To further explore genetic susceptibility to language impairment in FTD, functional genetic variations within 3 genes involved in language disabilities, in particular KIAA0319 rs17243157 G/A, DCDC2 rs793842 A/G, and CNTNAP2 rs17236239 A/G, were analyzed with respect to their effect on brain structures and the correlation with cognitive performances. It is noteworthy that, of all 3 genes, only the KIAA0319 A* (GA or AA) genotype was demonstrated to influence brain damage in language areas, therefore supporting the specificity of the results. No specific patterns of greater atrophy were identified as associated with DCDC2 and CNTNAP2 polymorphisms, although we cannot exclude the possibility that with a larger patient sample or different approaches, an effect of these genes could also be found in patients with FTD.

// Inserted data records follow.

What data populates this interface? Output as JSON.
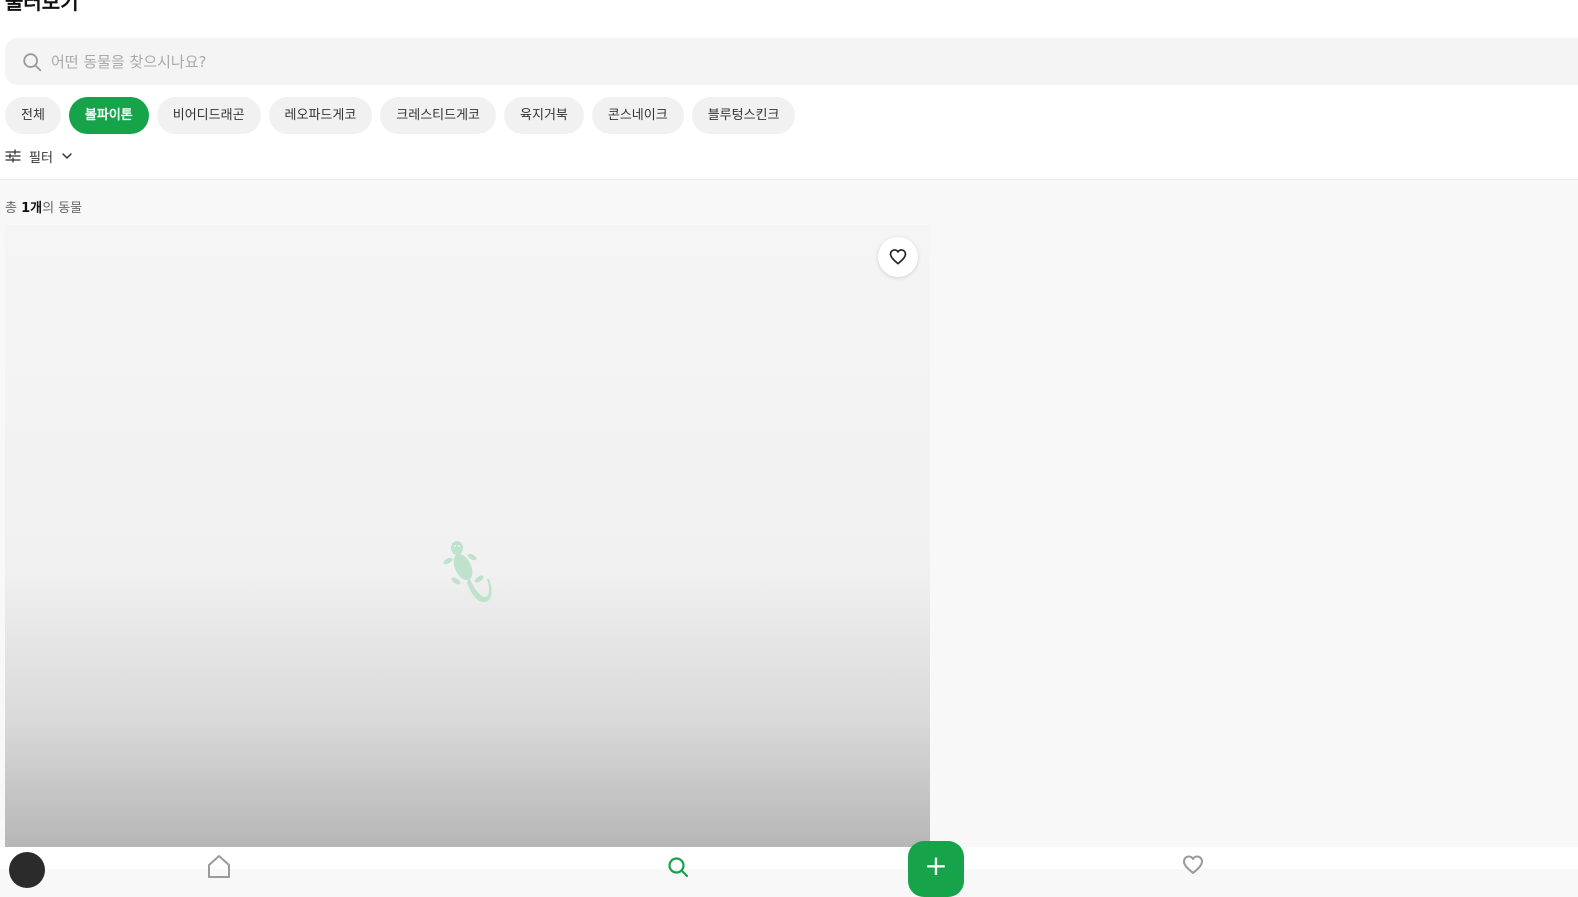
{
  "header": {
    "title": "둘러보기"
  },
  "search": {
    "placeholder": "어떤 동물을 찾으시나요?",
    "value": "",
    "icon": "search-icon"
  },
  "categories": [
    {
      "label": "전체",
      "active": false
    },
    {
      "label": "볼파이톤",
      "active": true
    },
    {
      "label": "비어디드래곤",
      "active": false
    },
    {
      "label": "레오파드게코",
      "active": false
    },
    {
      "label": "크레스티드게코",
      "active": false
    },
    {
      "label": "육지거북",
      "active": false
    },
    {
      "label": "콘스네이크",
      "active": false
    },
    {
      "label": "블루텅스킨크",
      "active": false
    }
  ],
  "filter": {
    "label": "필터",
    "icon": "sliders-icon"
  },
  "results": {
    "prefix": "총 ",
    "count": "1개",
    "suffix": "의 동물"
  },
  "listing": {
    "placeholder_icon": "gecko-icon",
    "favorite_icon": "heart-icon"
  },
  "bottom_nav": {
    "items": [
      "avatar",
      "home-icon",
      "search-icon",
      "add-icon",
      "heart-icon"
    ],
    "add_symbol": "+"
  },
  "colors": {
    "accent": "#16a34a",
    "chip_bg": "#f1f1f1",
    "search_bg": "#f4f4f4"
  }
}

KIAA0319 functional polymorphism was shown to determine GM atrophy in the left inferior and middle temporal gyri and WM involvement in the middle temporal gyrus and to be associated with the semantic fluency test and the short story scores. Of note, these results were stronger in patients with PPA than in those with bvFTD. Furthermore, in patients with PPA carrying the at-risk KIAA0319 polymorphism, damage of the left temporal lobe showed an interhemispheric and intrahemispheric breakdown with the rest of the brain.

The areas found to be affected by KIAA0319 genetic variation are known to be one of the hubs of phonological, articulatory planning, and syntactic processes and are most notably affected in patients with dyslexia.[31] Accordingly, several independent studies reported that KIAA0319 allelic variants were associated with different reading and spelling abilities,[13,32] being able to reduce KIAA0319 gene expression, and affecting neuronal migration in the developing neocortex.[14] In healthy controls, KIAA0319 polymorphism was shown to influence asymmetric functional activation of superior temporal sulcus, suggesting its role in modulation and lateralization of phonemic process.[15]

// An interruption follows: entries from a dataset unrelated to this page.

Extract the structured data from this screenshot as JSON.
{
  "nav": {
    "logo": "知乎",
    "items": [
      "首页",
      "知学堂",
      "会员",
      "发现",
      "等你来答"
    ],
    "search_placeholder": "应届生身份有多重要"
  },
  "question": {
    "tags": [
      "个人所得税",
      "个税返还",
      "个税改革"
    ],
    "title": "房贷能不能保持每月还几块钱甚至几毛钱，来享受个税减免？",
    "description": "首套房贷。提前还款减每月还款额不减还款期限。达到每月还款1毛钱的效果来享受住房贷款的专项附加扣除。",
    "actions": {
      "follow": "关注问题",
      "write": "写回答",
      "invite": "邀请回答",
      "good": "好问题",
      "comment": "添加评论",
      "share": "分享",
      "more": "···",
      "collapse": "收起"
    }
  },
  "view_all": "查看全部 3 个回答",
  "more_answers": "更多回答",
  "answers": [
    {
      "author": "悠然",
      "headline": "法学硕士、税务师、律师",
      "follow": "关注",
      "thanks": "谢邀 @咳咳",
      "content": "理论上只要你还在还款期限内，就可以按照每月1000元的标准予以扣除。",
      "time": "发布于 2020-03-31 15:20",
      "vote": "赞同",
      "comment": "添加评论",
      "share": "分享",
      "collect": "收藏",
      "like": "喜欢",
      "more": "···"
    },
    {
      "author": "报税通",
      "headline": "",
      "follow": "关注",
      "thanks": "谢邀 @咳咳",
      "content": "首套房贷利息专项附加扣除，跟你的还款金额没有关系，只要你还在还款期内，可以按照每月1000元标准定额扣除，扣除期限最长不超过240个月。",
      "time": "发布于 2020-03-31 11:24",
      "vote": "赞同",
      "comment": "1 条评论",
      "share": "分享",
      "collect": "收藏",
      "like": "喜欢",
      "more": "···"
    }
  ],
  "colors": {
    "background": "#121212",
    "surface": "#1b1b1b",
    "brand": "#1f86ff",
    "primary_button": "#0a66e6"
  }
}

Our results further contribute to understanding of the effect of KIAA0319 on language networks in patients with FTD and have major relevance for those who present prominent language deficits at disease onset. A major limitation of the study is the lack of neuropathologic confirmation. Indeed, the results we reported are not necessarily about PPA caused by a specific neuropathologic substrate, and further studies could explore whether the dyslexia genes may also influence brain atrophy in other neurodegenerative conditions, including lvPPA and Alzheimer dementia. Unfortunately, we have no reliable information on learning disabilities in these patients,[33] in part because the diagnosis of learning disabilities is relatively recently recognized.

These findings shed light on genetic predisposition in defining how a disease process becomes distributed asymmetrically and how it targets language networks. Indeed, the identification of a possible genetic risk factor for language deficits in FTD represents a possible molecular target for the development of disease biomarkers or future therapeutic strategies.